Im Gegensatz zum Grossen Rat gebe das Engagement in der Bürgergemeinde deutlich weniger zu tun. «Ein Grossratsmandat ist eine 30- bis 40%-Stelle.» Der Bürgergemeinderat tagt dagegen nur viermal im Jahr, abgesehen von der Einbürgerungskommission. Viele der Bürgergemeinderäte sind ebenfalls im Grossen Rat. Auch ehemalige Parlamentarier nutzen diese Möglichkeit oft, um politisch noch aktiv zu bleiben. Dazu kommen politisch Interessierte, welche wegen Unvereinbarkeit ihres Berufes nicht für das Kantonsparlament kandidieren dürfen- etwa Kaderangestellte der Verwaltung oder Richter.
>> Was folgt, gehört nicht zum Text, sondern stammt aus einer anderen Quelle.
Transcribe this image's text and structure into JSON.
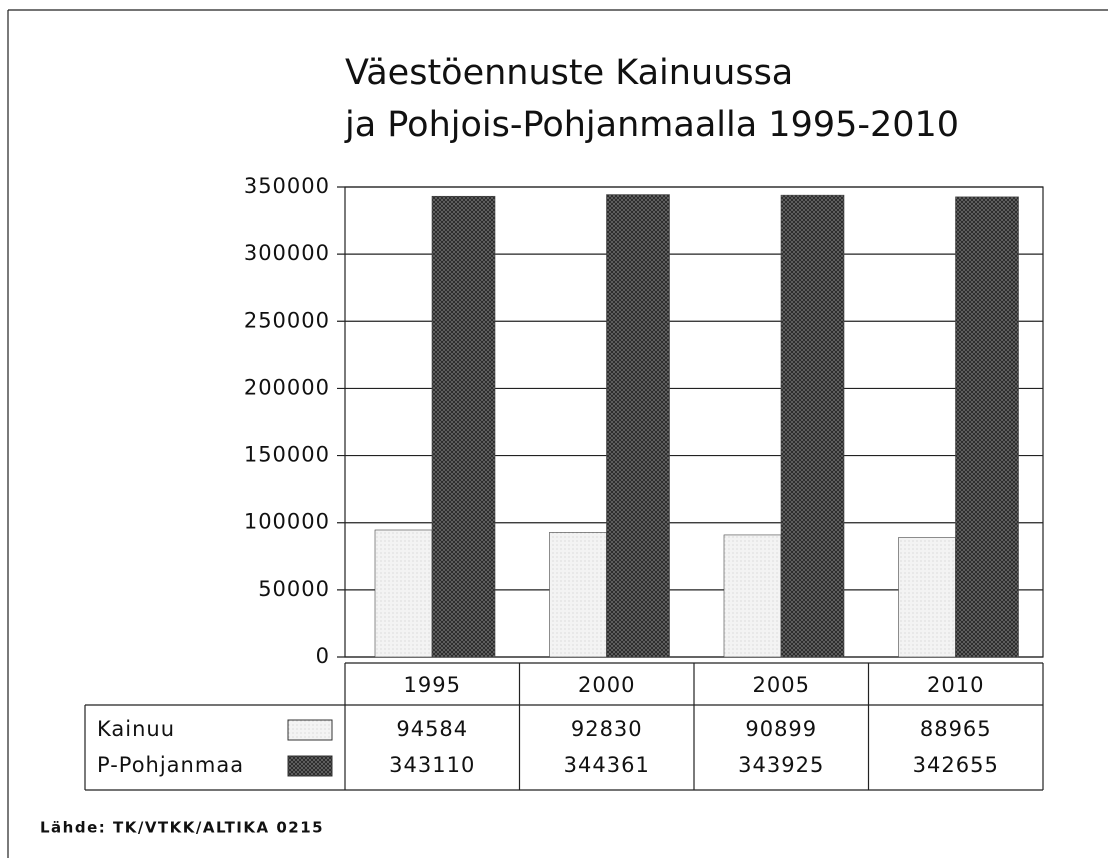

Talentschmiede Bürgergemeinde

Und nicht zuletzt eignet sich die Bürgergemeinde auch als Kaderschmiede – analog zur Gemeindepolitik in anderen Kantonen: Der neu gewählte SP-Grossrat Sebastian Kölliker sitzt seit mehreren Jahren im Bürgergemeinderat und wird turnusgemäss der nächste Präsident des «kleinen Parlaments». «Das war ein guter Einstieg in die Politik», erinnert er sich. Man lerne, wie die Arbeit in Kommissionen und Fraktionen funktioniere, wie ein Sachgeschäft vorbereitet werden müsse und wie die Debatte in einem Parlament laufe. «Im Vergleich zum Grossen Rat ist dieser Rat gemütlicher.» Auch seien viele Geschäfte schon vorgespurt. Gleichzeitig verlaufe die Linie zwischen der bürgerlichen Mehrheit und der linken Minderheit deutlicher als im Kantonsparlament.